3. Results and Discussion
3.1. Experimental Results
To assess the efficacy of (PhSe)2 in SARS-CoV-2 replication inhibition, we performed in vitro assays using the Vero E6 model of cells. Cells infected with SARS-CoV-2 were treated with different concentrations of (PhSe)2 (Figure 1). The EC50 and CC50 values are shown in Table 1. We analyzed the cell toxicity by MTT assay. The CC50 for Vero E6 cells was about 25 μM, and the EC50 for SARS-CoV-2 in this cell model was 2.4 μM. The EC50 value is comparable to that of observed FDA-approved drugs repurposed for the treatment of COVID-19 during 2020.76 Moreover, the (PhSe)2 EC50 is lower than that of other Mpro inhibitors, including ebselen.77,78 In addition, it is important to highlight that the beneficial effect of organoselenium compounds is not restricted only for inhibition of virus replication but also has potential beneficial effects in COVID-19 with a number of targets critical to pathogenesis, such as attenuation of inflammatory oxidants and cytokines, as already observed for ebselen, being interesting to also be evaluated for (PhSe)2.23,27−29,31,78
3.2. Non-Covalent (PhSe)2 + Mpro/PLpro Systems
The MD simulations shed light on the dynamic evolution in water of both Mpro and PLpro in the presence of the ligand. Upon analyzing the MD trajectories of the (PhSe)2 + Mpro and (PhSe)2 + PLpro systems (details are in Materials and Methods Section 2.2.2), analogies among the (PhSe)2 interactions with the proteases were observed: (i) stacking of the (PhSe)2 phenyl rings with H41 in Mpro and H272 in PLpro and (ii) hydrophobic interactions of the rings with M49 and M165 in Mpro and W106, Y112, Y264, Y268, and L162 in PLpro.

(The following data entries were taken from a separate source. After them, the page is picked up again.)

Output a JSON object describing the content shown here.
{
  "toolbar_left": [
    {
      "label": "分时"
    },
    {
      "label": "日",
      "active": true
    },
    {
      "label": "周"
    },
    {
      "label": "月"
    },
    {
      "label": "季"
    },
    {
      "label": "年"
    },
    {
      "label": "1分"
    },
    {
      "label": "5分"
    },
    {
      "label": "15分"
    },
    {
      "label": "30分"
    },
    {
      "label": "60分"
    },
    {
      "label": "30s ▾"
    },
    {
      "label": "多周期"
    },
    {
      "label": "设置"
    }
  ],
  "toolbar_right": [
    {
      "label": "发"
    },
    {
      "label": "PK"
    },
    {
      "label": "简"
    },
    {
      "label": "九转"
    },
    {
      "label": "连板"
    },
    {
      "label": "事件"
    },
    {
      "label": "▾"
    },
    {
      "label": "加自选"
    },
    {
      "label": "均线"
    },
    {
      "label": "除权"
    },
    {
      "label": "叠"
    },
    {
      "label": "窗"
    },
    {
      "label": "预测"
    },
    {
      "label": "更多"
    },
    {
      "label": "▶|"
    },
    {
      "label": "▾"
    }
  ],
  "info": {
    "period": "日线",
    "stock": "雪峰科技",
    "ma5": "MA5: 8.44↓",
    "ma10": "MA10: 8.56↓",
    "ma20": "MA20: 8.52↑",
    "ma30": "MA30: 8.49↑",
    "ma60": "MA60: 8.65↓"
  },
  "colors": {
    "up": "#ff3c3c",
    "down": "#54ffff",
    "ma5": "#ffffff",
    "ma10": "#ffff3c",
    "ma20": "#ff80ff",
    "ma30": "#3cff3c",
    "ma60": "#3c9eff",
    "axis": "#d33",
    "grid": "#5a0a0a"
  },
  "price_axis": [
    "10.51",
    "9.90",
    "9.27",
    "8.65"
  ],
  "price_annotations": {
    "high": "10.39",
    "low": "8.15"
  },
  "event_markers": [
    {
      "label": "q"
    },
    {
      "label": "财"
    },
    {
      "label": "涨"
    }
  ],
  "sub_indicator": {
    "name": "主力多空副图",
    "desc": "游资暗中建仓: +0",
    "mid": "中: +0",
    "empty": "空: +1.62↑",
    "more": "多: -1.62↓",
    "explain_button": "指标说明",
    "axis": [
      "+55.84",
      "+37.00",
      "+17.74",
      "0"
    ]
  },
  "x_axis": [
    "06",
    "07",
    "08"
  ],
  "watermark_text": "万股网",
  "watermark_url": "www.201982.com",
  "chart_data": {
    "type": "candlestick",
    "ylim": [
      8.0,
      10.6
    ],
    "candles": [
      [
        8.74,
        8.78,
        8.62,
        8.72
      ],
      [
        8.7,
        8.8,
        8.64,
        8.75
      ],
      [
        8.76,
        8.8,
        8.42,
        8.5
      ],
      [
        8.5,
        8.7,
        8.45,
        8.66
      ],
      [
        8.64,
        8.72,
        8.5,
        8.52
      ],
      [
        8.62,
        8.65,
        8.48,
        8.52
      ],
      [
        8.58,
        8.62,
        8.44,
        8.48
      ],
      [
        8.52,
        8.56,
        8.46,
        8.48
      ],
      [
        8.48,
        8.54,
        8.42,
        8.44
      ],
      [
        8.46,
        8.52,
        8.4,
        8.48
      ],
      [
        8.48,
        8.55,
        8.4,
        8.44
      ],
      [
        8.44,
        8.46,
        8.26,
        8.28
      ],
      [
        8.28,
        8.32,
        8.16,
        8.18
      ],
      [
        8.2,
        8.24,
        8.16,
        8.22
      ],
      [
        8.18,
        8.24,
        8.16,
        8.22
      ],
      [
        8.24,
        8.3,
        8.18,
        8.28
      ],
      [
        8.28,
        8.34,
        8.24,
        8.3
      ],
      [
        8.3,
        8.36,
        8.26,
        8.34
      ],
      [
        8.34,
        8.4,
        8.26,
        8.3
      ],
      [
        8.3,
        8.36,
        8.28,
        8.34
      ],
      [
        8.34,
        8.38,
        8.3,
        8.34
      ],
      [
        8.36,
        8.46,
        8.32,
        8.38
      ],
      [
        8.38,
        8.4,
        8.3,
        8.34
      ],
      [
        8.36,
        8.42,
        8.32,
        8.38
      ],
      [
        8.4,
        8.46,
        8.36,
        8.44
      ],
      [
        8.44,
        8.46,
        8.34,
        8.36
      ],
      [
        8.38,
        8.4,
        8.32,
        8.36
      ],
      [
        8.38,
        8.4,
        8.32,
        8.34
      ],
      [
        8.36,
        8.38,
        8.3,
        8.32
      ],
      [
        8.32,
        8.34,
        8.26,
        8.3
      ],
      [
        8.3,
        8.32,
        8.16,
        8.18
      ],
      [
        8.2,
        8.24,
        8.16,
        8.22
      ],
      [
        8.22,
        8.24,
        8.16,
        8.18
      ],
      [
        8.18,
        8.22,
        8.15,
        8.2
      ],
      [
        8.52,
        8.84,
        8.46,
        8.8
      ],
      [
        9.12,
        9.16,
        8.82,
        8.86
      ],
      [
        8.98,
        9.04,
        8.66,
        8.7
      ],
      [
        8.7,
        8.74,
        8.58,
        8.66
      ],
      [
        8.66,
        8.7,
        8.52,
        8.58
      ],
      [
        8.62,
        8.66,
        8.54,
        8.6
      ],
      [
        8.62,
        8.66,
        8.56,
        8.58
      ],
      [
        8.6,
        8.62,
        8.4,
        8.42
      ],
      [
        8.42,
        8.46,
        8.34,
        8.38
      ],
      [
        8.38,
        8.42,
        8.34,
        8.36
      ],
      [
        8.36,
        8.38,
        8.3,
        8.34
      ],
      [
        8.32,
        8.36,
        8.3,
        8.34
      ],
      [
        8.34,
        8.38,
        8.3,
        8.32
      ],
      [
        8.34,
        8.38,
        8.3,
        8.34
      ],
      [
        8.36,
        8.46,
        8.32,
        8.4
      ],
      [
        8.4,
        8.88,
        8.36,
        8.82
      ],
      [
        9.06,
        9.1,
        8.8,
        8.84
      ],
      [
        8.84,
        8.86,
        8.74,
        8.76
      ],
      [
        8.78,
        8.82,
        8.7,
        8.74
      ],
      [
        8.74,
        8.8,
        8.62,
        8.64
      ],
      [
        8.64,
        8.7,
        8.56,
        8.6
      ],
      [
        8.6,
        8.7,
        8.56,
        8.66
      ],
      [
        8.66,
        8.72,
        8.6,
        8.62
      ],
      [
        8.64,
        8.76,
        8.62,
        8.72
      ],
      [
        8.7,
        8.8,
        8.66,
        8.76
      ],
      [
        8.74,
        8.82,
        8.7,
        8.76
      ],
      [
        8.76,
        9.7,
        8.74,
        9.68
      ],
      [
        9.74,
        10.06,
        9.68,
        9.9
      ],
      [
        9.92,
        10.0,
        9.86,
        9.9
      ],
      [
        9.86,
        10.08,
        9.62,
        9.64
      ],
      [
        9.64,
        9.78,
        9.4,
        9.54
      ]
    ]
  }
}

Using a distance threshold of 4.5 Å, a total of 38,132 contacts with (PhSe)2 were recorded throughout the simulation of (PhSe)2 + Mpro (Figure 2A). T25 accounts for approximately 4% of total contacts, M165 accounts for approximately 14% of total contacts, M49 accounts for approximately 20% of total contacts, and Q189 accounts for approximately 31% of total contacts. The two dyad residues, H41 and C145, account for about 9% of the total contacts. In (PhSe)2 + Mpro, contacts with the conserved residues are continuously maintained, thus establishing a favorable binding region for (PhSe)2 in the Mpro binding site.
In PLpro (Figure 2B), (PhSe)2 maintains contacts with the triad’s C111, H272, and D286 residues. The distance of D286 from (PhSe)2 exceeds 4.5 Å, and it acts as a stabilizer for the H272 proton exchange function in catalysis. Apart from the triad’s residues, (PhSe)2 makes several contacts with W106, Y112, L162, G163, Y264, Y268, and Y273 at less than 4.5 Å.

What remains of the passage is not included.